At that time, I was a Christian for about 12 years. My friend, a veritable toddler in the faith (2 years,) was quoting scriptures until he was blue in the face. Honestly, I was jealous.
That’s where my heart was. I wanted to learn Bible Memory Verses just to prove I knew something, gain recognition, show I was a ‘man of God.’
Now, I haven’t arrived yet, but I have definitely left. I realized my attitude was wrong and began looking at this whole concept of memory verses. What does the Bible say? Well, it really doesn’t say much about memorizing verses. There are a few verses that can be interpreted into memorizing, but I would go a step further. We are not just to memorize verses, but to focus intently on them, think on them, rehearse them in our minds and hearts, and chew on it like a cow chewing its cud; getting every last bit of nourishment.
So, what’s the difference between memorizing and meditating? What might seem like a small matter will make a huge difference in your life.
God told the Israelites make scripture integral to their life:
“These commandments that I give you today are to be upon your hearts. Impress them on your children. Talk about them when you sit at home and when you walk along the road, when you lie down and when you get up. Tie them as symbols on your hands and bind them on your foreheads. Write them on the doorframes of your houses and on your gates.” – Deut. 6:6-9 (NIV)

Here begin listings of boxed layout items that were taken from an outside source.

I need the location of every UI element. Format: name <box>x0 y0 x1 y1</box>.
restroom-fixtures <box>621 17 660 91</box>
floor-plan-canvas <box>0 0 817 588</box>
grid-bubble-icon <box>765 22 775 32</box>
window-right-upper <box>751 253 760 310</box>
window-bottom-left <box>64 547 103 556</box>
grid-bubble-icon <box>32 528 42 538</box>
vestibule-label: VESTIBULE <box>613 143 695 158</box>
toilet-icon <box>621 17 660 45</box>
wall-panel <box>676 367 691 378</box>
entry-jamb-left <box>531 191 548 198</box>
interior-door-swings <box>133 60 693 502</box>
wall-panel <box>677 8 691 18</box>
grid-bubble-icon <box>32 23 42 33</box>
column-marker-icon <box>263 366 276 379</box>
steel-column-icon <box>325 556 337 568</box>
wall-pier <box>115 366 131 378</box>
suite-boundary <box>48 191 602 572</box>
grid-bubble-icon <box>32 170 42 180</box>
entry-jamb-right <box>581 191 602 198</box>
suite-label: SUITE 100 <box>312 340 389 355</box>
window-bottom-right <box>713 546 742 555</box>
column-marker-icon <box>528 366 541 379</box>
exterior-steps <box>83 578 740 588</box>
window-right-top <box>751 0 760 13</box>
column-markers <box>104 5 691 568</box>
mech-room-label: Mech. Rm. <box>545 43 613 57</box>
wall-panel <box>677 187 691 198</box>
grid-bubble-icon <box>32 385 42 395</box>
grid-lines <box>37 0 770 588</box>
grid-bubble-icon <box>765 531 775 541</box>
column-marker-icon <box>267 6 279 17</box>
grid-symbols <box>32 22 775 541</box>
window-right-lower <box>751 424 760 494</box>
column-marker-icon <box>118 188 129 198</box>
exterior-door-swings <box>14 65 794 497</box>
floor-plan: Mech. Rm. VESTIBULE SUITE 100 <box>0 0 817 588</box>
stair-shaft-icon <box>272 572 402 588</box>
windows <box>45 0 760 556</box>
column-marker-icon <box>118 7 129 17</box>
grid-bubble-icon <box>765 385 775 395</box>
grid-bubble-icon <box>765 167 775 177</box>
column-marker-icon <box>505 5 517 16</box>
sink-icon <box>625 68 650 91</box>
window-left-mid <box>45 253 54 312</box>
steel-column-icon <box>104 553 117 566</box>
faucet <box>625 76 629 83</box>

The first instruction on meditation occurs in Joshua 1:8. God tells Joshua that he is (we are) to meditate on the book of the law day and night. Why? “That you may be careful to do everything written in it. Then you will be prosperous and successful.” (NIV) The word meditate is the Hebrew word ‘Hagah’ (Strong’s H1897) which means to mumble, mutter, utter or speak. God tells Joshua, “You want to fill Moses shoes, then think about and speak about what is written day and night. Yes, even the book of Numbers.”
Then again, David writes, “[The blessed man’s] delight is in the law of the LORD, and on his law he meditates day and night.” (Psalm 1:2 NIV emphasis mine)
Let me digress. I do believe that memorizing Bible verses is better than not memorizing. It can only benefit you. BUT the Bible teaches going deeper than mere memorization. In fact, it teaches us not just to memorize but to hide the Word in our heart and make it a part of who we are. Memorization involves your mind while meditation involves your heart.
A simple story sums up this point. A man held a friends and family Christmas party. As they were gathered around the fire, they decided to, in the spirit of the season, quote their favorite verses. The host, an eloquent speaker, arose and recited the 23rd Psalm (The Lord is my shepherd, I shall not want….) The guests were amazed at his flair for delivery and applauded. After a few others, it was Grandma’s turn. Now Grandma had been dozing for about a half hour and had missed what was going on. The host gently woke her and asked her to recite her favorite verse. The Grandmother sat up, cleared her throat, and recited the 23rd Psalm. When she was finished, there was not a dry eye in the room.
As his guests were leaving, one friend approached him and said, “I don’t get it, what was the difference between your recitation and your Grandmother’s? They were identical.” The host smiled and simply said, “I know the Psalm. She knows the Shepherd.”
So start today. Take a favorite memory verse, or look-up popular verse, and take the first step beyond memorization. Write it on the tablet of your heart. After a month, the results may surprise you.